Stone, who had been a businessman in Turkey for several years claimed that the Turkish authorities began arresting individuals with expired or pending documentation after the European Union started paying Turkey for managing illegal immigrants.
“Each day, the European Union pays 120 Euros per head of immigrants in the Immigration Camp.
“Ever since I had been in Turkey, I always had my resident permit renewed. It just got expired and the Turkish authority collected 700 Euros from me for tax and insurance and then canceled the renewal,” he said.
Stone added that the deportation fee of approximately 2,500 euros, which was supposed to be provided to each deportee, was not paid.

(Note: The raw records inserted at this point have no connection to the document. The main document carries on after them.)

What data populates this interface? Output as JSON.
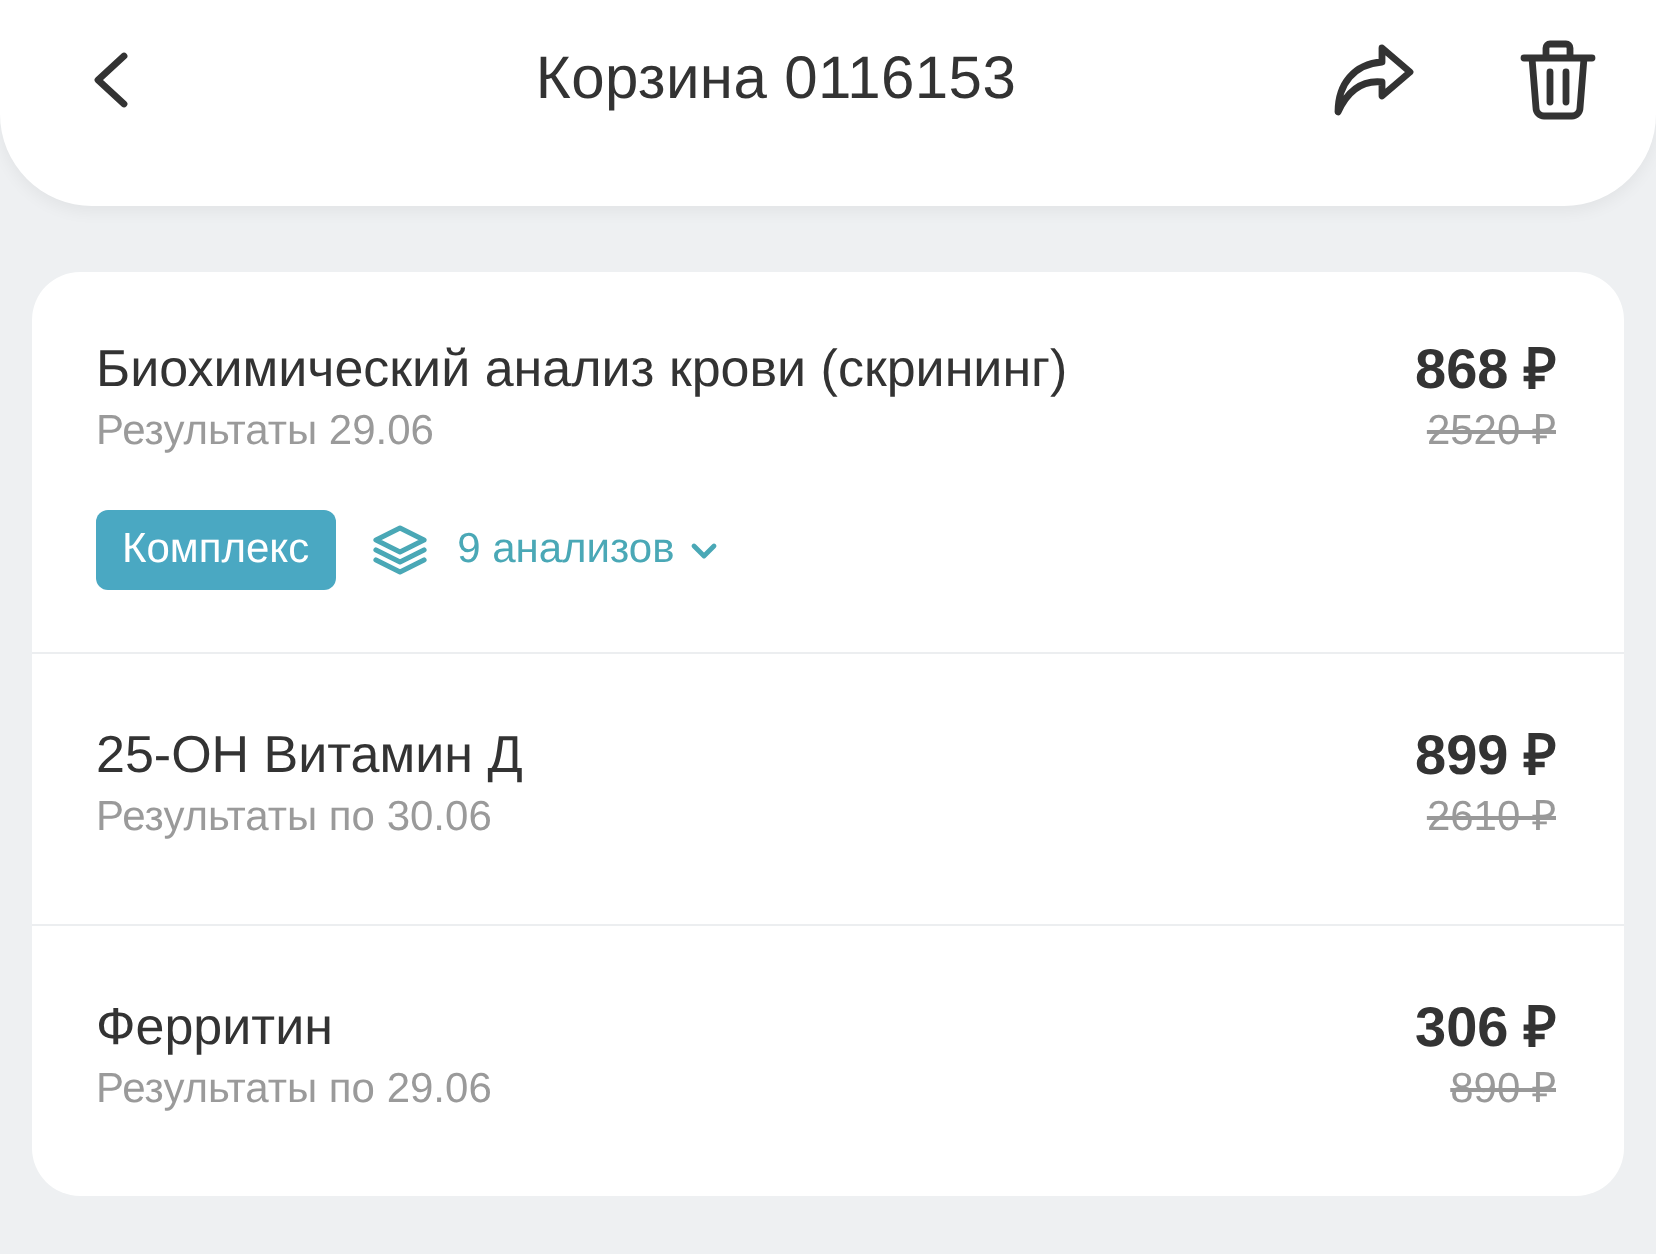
{
  "header": {
    "title": "Корзина 0116153"
  },
  "items": [
    {
      "name": "Биохимический анализ крови (скрининг)",
      "results": "Результаты 29.06",
      "price": "868 ₽",
      "old_price": "2520 ₽",
      "badge": "Комплекс",
      "analyses": {
        "label": "9 анализов",
        "expanded": false
      }
    },
    {
      "name": "25-ОН Витамин Д",
      "results": "Результаты по 30.06",
      "price": "899 ₽",
      "old_price": "2610 ₽"
    },
    {
      "name": "Ферритин",
      "results": "Результаты по 29.06",
      "price": "306 ₽",
      "old_price": "890 ₽"
    }
  ]
}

Another deportee, Moses Emeh, who had operated a registered company in Turkey for over eight years, stated that his resident permit was forcibly canceled as he was planning to convert it into a work permit.
Emeh expressed the hope that the Nigerian foreign affairs ministry would address these diplomatic issues and called for sensitisation programmes for Nigerians in Turkey, citing lack of transparency from Turkish authorities.
“I don’t know where to start from. But I believe this is a diplomatic issue and I trust our Foreign Affairs Minister, to follow it up.
“I also think that they should have a sensitisation programme for Nigerians still living over there in Turkey because the Turkish Government is not being sincere and transparent with us,” Emeh stressed.